511 F.3d 668 (7th Cir. 2007)

Facts

P had been hired by Walgreen in 1995, initially as a management trainee. P is African-American. Four years later he was promoted to assistant store manager and two years after that he was offered the job of manager of a Walgreens store in Kankakee, Illinois a minority area with lots of shoplifting in the store. P declined the offer. A year later P was offered a store manager job in Normal, but P rejected that offer too. The store in Normal had a more affluent customer base and 80 percent of its customers were white. D makes nothing of the demographic differences between that store and the ones in Kankakee and Peoria. A few years later, a white woman, Melissa Jonland, was hired as manager of a store in Pontiac, Illinois, without notifying P of the opening.

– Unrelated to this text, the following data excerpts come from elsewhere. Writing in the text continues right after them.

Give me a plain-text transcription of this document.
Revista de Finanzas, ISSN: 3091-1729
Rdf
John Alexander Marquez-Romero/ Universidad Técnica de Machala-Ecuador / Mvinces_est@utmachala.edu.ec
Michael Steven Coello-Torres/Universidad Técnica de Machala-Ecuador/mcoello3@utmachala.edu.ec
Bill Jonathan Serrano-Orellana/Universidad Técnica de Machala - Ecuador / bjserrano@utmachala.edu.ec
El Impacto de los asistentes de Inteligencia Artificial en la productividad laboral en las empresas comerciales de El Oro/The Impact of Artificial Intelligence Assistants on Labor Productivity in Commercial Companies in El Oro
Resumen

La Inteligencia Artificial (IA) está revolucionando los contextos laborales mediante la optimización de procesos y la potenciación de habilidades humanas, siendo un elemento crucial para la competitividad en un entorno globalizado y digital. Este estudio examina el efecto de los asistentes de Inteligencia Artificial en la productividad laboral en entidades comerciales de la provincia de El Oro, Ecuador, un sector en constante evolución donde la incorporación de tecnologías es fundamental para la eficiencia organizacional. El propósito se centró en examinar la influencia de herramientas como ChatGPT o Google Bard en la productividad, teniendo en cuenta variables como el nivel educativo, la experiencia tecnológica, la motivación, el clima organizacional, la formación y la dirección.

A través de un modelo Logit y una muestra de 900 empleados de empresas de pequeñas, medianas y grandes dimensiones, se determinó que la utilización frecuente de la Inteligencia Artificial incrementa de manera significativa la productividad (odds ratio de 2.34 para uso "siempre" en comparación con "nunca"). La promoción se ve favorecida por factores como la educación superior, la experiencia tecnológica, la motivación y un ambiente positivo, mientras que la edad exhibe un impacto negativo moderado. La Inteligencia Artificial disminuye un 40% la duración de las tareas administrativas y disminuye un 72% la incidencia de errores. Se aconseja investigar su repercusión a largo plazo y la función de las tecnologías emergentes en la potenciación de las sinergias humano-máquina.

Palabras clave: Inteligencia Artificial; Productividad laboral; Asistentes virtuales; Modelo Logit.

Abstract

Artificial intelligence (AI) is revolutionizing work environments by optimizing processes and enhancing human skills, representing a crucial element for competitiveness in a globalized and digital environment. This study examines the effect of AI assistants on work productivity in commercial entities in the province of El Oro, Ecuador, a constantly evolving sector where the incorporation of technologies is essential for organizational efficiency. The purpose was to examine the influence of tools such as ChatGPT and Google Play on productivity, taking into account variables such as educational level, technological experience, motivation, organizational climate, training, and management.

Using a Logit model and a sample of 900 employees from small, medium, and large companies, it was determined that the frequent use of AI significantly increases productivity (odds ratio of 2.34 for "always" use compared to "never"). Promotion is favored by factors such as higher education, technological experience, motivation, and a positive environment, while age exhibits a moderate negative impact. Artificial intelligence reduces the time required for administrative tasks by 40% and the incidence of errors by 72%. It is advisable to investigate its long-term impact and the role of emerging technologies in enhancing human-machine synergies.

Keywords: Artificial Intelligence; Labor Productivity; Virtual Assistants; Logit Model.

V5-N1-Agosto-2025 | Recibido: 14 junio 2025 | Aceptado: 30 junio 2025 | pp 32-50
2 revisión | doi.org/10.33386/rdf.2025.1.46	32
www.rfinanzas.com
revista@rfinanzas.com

The customers of this store have an average income of $40,000 to $60,000 and more than 80 percent of them are white. It is a more desirable store to manage than the Kankakee and Peoria stores. P had been an assistant store manager for four years and Jonland for only two. D considered both to be highly qualified for appointment as store managers. The only difference was P had more experience. Leanne Turley, P sued D. P's store manager testified in her deposition, 'I may have stated that Pontiac was possibly not ready to have a black manager. It is well known in this area that some of the smaller, outlying towns have some very racist tendencies, and I was simply trying to make P feel better because my feeling was he may not have been very happy working there.' P sought to introduce that statement and others that Turley consulted with management in the decision not to promote P. P argued that D's tracking of the racial composition of its customers shows discriminatory intent, that Jonland was once reprimanded for speaking in a vulgar manner to a coworker. The judge denied admission to the statements and P appealed.